Oct. 28 (Bloomberg) -- Technip SA, Europe’s second-largest oilfield-services provider, denied a report that a profit-sharing bonus will be suspended for all employees because of insufficient orders.
The bonus will only be halted for employees of the French division to improve competitiveness, Christophe Belorgeot, a Technip spokesman, said today in a statement. The Paris-based company reported a record backlog of orders at the end of June.
Le Lettre de L’Expansion said in today’s edition that Technip had suspended profit-sharing for its employees this year amid a low order intake. The company, due to publish third-quarter earnings on Oct. 31, reported a 19 percent increase in second-quarter profit as energy companies stepped up investment.

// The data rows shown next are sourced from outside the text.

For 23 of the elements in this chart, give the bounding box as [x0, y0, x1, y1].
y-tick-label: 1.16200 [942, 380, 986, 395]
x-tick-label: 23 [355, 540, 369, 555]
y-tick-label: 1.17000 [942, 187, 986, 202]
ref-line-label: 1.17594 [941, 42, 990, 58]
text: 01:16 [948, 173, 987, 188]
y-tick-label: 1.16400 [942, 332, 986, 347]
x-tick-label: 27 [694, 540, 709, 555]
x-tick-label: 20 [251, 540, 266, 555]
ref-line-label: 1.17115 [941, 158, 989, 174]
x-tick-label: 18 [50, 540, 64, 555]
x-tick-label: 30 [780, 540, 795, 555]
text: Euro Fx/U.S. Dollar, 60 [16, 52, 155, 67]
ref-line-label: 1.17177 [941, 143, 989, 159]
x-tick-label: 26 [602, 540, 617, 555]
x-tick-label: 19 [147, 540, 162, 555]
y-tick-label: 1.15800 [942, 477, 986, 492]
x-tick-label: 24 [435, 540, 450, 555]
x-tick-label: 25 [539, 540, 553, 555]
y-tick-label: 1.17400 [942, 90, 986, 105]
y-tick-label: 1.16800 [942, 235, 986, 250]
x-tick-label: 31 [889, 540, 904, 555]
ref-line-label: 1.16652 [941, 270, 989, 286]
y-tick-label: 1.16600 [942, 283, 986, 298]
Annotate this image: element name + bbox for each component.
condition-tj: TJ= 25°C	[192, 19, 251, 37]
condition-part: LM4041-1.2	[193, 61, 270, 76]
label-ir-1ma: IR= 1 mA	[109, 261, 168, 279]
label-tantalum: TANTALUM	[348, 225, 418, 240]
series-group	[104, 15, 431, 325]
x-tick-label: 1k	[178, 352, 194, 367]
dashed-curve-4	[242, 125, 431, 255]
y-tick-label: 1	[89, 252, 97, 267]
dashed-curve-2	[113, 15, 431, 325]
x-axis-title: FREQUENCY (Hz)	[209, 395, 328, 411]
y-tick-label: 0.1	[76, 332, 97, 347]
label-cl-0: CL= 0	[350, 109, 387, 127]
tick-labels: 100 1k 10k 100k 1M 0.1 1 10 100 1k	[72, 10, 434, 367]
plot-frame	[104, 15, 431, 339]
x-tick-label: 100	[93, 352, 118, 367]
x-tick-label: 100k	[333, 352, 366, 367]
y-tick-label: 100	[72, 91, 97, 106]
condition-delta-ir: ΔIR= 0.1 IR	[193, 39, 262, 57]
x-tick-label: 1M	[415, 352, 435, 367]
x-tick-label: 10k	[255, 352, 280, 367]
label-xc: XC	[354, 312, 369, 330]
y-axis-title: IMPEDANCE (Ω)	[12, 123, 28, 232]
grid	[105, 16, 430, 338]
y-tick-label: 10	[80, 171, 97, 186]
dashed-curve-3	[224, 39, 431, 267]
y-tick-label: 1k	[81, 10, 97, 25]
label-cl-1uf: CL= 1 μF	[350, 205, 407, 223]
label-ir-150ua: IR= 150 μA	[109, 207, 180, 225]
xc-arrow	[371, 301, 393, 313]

The French division will pay employees other forms of bonuses and performance-linked compensation, Belorgeot said. It reported revenue of 1.59 billion euros ($2.2 billion) last year, compared with 8.2 billion euros for the parent company, according to its annual report.
Technip dropped 2.1 percent today to close at 87.80 euros in Paris trading.
Technip, Europe’s largest oil-services provider after Saipem SpA, supplies pipes, platforms and equipment to oil producers. The company’s contract backlog reached a record 15.2 billion euros at the end of the second quarter, with an intake of 2.8 billion euros during the period.